No, I mean if you concentrate the solution (by boiling down, or, during continuous operation, simply consuming both chloride and water, or by refilling with salt water until chlorate begins crystallizing), chlorate will dissolve on heating and crystallize out on cooling, while the chloride sits there. If there is excess solid chloride, it will neither dissolve on heating nor crystallize on cooling (at least, not as much as the chlorate will). By heating, cooling and separating the solution and chlorate, purification can be achieved.

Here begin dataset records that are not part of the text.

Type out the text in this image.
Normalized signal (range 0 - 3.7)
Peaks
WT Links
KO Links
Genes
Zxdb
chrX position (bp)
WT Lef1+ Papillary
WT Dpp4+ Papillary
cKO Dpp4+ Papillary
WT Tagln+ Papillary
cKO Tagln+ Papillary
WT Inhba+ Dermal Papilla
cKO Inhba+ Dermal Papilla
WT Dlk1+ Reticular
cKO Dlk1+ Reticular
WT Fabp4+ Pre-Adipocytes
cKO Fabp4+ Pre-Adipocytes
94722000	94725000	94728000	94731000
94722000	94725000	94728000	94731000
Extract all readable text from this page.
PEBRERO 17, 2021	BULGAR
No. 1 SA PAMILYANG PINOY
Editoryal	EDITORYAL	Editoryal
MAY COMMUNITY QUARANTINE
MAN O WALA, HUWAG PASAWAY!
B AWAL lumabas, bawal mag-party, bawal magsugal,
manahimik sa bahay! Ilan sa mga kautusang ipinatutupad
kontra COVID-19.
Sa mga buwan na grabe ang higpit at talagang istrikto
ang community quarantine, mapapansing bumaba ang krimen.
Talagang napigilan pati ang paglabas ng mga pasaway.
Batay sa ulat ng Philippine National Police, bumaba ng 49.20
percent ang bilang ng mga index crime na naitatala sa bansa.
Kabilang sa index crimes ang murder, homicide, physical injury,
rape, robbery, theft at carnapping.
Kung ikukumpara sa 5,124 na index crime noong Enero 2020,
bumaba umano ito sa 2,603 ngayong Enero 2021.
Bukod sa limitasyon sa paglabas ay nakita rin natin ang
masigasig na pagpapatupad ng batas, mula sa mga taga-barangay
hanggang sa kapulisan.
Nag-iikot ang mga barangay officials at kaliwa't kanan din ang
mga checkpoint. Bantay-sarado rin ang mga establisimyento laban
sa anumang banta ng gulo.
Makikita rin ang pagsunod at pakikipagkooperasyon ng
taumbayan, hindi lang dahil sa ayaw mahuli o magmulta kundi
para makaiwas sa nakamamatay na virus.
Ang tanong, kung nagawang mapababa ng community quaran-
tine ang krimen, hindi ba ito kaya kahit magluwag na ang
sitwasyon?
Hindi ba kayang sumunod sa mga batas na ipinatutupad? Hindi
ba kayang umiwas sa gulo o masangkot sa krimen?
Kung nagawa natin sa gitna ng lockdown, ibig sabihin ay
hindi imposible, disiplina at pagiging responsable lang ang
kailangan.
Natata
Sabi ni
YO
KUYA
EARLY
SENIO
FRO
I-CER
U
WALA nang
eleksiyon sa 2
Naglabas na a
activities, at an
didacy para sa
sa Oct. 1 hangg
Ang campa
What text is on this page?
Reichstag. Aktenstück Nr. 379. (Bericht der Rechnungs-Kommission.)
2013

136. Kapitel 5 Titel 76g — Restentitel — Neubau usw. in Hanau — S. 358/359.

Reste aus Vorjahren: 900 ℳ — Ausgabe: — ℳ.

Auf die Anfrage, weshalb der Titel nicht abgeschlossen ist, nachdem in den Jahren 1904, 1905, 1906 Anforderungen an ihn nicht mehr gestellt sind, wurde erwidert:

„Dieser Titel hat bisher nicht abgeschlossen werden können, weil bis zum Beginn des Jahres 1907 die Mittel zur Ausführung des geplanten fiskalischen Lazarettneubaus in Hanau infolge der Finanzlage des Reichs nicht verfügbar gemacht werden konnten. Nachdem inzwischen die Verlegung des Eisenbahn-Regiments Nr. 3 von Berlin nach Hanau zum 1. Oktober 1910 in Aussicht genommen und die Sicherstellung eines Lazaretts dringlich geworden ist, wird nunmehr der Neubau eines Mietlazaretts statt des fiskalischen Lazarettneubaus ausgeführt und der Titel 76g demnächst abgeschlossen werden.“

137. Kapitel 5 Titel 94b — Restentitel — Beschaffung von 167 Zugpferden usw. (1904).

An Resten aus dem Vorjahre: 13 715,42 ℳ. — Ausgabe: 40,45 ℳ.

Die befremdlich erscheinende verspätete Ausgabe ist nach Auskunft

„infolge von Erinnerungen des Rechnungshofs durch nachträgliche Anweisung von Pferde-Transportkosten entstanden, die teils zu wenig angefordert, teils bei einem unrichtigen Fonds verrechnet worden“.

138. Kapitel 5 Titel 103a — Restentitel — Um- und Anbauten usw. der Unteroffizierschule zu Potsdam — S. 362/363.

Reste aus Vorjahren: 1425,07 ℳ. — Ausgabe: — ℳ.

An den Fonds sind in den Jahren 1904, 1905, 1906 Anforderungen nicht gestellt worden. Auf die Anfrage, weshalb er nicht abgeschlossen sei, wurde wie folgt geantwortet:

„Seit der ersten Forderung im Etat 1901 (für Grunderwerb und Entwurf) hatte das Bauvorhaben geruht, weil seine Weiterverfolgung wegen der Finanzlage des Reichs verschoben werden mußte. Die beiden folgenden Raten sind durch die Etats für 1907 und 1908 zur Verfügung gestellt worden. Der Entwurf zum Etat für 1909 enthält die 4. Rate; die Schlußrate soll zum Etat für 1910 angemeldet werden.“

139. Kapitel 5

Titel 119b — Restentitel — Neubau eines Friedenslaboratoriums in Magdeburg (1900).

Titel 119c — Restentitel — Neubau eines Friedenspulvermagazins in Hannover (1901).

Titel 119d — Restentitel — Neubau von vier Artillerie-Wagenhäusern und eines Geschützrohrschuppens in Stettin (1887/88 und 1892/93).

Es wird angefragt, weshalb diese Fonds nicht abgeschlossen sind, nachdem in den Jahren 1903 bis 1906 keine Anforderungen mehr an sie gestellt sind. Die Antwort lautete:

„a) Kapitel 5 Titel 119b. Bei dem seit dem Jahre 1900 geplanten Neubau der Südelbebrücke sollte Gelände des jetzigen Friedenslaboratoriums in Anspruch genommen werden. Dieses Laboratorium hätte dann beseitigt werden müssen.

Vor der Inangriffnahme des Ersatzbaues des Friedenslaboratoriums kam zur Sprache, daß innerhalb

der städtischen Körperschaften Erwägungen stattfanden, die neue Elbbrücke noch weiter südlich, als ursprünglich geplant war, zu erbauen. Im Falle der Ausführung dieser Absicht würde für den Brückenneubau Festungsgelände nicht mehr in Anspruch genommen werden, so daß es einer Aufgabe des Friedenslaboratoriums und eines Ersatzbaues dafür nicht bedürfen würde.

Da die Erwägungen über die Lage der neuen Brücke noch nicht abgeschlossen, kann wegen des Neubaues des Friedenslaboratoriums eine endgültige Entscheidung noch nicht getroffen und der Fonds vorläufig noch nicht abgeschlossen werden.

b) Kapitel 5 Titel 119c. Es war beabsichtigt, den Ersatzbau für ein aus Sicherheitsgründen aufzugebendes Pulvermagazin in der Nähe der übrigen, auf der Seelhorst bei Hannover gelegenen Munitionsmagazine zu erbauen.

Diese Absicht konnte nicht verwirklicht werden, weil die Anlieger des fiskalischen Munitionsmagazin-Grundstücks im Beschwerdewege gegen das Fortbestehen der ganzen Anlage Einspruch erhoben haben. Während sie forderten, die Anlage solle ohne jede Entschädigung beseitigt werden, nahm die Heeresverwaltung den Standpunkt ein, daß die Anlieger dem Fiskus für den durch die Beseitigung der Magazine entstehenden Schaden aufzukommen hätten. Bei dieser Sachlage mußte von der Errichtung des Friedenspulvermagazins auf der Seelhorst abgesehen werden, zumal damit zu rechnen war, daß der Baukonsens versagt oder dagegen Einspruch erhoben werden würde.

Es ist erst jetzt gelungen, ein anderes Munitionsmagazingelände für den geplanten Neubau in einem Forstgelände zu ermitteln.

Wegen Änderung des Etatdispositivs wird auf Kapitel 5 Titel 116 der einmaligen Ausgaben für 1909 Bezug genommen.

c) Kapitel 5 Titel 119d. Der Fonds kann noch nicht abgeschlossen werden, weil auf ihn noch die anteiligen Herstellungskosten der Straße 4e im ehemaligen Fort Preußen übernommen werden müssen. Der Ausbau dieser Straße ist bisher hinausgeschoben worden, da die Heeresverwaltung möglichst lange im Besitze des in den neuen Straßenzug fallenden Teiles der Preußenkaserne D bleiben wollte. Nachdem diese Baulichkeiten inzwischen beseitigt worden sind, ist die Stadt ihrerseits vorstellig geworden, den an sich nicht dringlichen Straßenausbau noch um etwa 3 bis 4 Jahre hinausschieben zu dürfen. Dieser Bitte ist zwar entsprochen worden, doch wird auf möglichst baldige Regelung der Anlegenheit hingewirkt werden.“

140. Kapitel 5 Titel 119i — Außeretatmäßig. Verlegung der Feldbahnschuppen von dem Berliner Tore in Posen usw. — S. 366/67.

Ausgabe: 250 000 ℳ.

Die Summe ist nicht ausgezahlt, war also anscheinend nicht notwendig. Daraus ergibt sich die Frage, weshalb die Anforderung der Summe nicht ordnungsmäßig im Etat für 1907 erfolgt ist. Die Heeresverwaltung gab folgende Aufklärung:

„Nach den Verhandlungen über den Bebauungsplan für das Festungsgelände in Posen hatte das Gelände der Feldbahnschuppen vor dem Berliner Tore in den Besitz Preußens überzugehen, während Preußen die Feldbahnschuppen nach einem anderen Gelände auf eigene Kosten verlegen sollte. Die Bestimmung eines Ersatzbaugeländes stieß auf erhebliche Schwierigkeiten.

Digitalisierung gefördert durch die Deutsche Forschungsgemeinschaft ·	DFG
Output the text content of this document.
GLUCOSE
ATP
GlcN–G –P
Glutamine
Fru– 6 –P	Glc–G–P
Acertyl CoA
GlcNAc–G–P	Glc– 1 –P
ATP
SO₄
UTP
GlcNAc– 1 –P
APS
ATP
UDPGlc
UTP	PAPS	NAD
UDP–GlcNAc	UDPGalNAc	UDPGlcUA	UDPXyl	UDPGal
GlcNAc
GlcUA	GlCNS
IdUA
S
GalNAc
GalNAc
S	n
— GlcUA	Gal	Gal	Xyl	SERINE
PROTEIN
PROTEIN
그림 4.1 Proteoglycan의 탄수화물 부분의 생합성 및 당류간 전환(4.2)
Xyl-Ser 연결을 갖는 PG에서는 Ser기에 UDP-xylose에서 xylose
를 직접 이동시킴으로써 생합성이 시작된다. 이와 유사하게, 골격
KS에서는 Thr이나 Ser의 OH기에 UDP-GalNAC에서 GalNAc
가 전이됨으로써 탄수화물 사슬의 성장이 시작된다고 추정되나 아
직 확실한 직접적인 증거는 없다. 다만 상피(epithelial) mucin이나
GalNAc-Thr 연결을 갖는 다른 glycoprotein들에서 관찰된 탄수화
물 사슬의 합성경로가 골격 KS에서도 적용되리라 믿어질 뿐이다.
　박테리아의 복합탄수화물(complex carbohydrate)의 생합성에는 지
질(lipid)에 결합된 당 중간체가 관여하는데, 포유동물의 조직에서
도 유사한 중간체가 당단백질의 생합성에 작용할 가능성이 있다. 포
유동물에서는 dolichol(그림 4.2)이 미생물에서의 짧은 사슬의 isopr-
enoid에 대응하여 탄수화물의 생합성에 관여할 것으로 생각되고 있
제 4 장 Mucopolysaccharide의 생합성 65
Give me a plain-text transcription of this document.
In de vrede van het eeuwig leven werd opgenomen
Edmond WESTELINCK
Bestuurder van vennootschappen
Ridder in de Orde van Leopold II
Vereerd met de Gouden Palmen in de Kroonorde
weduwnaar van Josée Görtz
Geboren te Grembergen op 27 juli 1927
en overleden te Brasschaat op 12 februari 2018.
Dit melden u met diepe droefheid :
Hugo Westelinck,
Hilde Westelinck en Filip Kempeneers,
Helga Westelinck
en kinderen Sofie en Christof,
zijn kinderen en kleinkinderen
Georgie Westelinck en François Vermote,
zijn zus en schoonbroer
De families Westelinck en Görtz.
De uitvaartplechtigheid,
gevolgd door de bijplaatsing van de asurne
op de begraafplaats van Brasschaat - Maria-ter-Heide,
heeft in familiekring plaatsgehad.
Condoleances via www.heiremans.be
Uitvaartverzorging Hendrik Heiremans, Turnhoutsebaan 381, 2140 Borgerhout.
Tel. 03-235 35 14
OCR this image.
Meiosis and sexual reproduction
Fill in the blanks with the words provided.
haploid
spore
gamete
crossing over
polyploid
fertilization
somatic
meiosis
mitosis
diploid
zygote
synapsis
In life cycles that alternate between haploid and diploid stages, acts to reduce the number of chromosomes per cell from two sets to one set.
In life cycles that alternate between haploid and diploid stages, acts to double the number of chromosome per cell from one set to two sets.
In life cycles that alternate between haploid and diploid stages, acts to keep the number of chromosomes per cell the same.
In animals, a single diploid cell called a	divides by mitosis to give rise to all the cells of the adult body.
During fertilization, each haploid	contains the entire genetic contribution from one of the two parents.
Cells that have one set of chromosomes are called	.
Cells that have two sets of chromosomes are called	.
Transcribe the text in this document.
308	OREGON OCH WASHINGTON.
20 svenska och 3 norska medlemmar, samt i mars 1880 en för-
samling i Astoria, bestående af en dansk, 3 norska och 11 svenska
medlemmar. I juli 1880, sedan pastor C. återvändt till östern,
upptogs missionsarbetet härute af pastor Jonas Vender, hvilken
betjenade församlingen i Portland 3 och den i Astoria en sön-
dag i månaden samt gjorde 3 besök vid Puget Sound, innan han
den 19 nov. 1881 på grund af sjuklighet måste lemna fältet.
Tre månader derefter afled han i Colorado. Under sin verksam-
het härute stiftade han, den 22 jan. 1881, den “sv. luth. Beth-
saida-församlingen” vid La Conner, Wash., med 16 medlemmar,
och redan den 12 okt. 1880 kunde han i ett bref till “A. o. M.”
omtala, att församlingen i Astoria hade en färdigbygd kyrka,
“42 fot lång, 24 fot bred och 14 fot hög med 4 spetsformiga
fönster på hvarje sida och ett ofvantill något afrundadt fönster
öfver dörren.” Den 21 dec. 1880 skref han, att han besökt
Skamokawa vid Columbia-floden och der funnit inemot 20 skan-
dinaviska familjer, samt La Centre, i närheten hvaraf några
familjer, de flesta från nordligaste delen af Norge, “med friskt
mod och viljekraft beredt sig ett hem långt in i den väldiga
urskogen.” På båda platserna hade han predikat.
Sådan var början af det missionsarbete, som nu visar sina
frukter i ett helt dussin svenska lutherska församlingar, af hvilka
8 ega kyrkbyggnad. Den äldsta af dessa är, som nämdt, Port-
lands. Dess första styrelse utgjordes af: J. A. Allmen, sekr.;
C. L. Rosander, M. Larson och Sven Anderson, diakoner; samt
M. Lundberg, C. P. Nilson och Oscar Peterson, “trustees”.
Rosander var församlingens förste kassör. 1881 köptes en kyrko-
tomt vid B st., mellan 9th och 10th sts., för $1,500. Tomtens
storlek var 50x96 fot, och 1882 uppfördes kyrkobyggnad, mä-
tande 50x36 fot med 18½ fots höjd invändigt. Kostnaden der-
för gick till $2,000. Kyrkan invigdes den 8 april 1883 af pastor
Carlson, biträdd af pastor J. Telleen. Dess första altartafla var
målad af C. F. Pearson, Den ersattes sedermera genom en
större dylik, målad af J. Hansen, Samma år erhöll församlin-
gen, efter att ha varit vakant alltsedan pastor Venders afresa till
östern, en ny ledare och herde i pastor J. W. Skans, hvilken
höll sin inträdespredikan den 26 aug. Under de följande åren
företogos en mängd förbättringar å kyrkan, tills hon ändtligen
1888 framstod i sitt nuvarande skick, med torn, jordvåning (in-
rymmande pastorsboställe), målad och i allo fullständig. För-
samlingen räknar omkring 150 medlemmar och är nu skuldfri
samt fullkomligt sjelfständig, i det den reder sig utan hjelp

Salts which are more soluble when hot, can be separated from those which are not (like NaCl), by thermal cycling. The simplest form of this is a convection cell, hot on one side, cold on the other; the heat-soluble salt dissolves on the hot side and crystallizes on the cool side.

Tim

Glucose Oxidase - 6-5-2013 at 10:52

ok so if i keep my cell running and add some saturated sodium chloride solution every couple of days sodium chlorate will percipitate?

12AX7 - 6-5-2013 at 16:04

Yes. When you see it crusting over (not on the top, but on the walls inside), turn off the juice, add a little water to swish around, heat it up to boiling (let the hypochlorite decompose) and proceed as usual (filtration, crystallization, etc.).

Tim

Glucose Oxidase - 7-5-2013 at 08:09

well wouldn't collecting the crust be easier?
BTW i started a 9 liter cell today wouldn't that take a week to start forming a crust? (i am using 5v computer power supply)

12AX7 - 7-5-2013 at 15:45

Yes, but the surface crust is an evaporated mixture and will contain much chloride. Or, scraping out the excess will drag out a lot of graphite crud, and chloride and hypochlorite stuck to it (or crystallized within it). If you don't mind working it up anyway, then no, it doesn't make much difference.

Tim

Glucose Oxidase - 8-5-2013 at 08:59

well thank you for bearing my questions tim i really appreciate it but here is one last question
the 9 liter cell i told you about started percipitating salts though it had started two days ago so do you have any idea what that percipitate might be?
the brine solution i made wasn't even fully saturated so what do you think have happened ( i used 2.5 kg of table salt for 9 liters of brine solution)
PS: sorry for my bad english:)
EDIT: Typo

[Edited on 8-5-2013 by Glucose Oxidase]

chloric1 - 21-12-2022 at 23:11

I’ve done this very setup before back in 2007. I filtered off most of the graphite, precipitated chromium with a pinch of barium chloride and then took my clear Chlorate rich solution and boiled until it got cloudy and stopped stirring and turned off heat. While still hot I filtered off a crop of sodium chloride because its solubility is much less than the Chlorate at same temperature. Then that filtrate went into the freezer to obtain a deposit of pure sodium Chlorate crystals as the Chlorate gets “salted out” by remaining chloride at low temperatures. I kept filtrate and added to next batch run. This way I have a continuous supply of pure Chlorate and a liquor of Chlorate contaminated with chloride.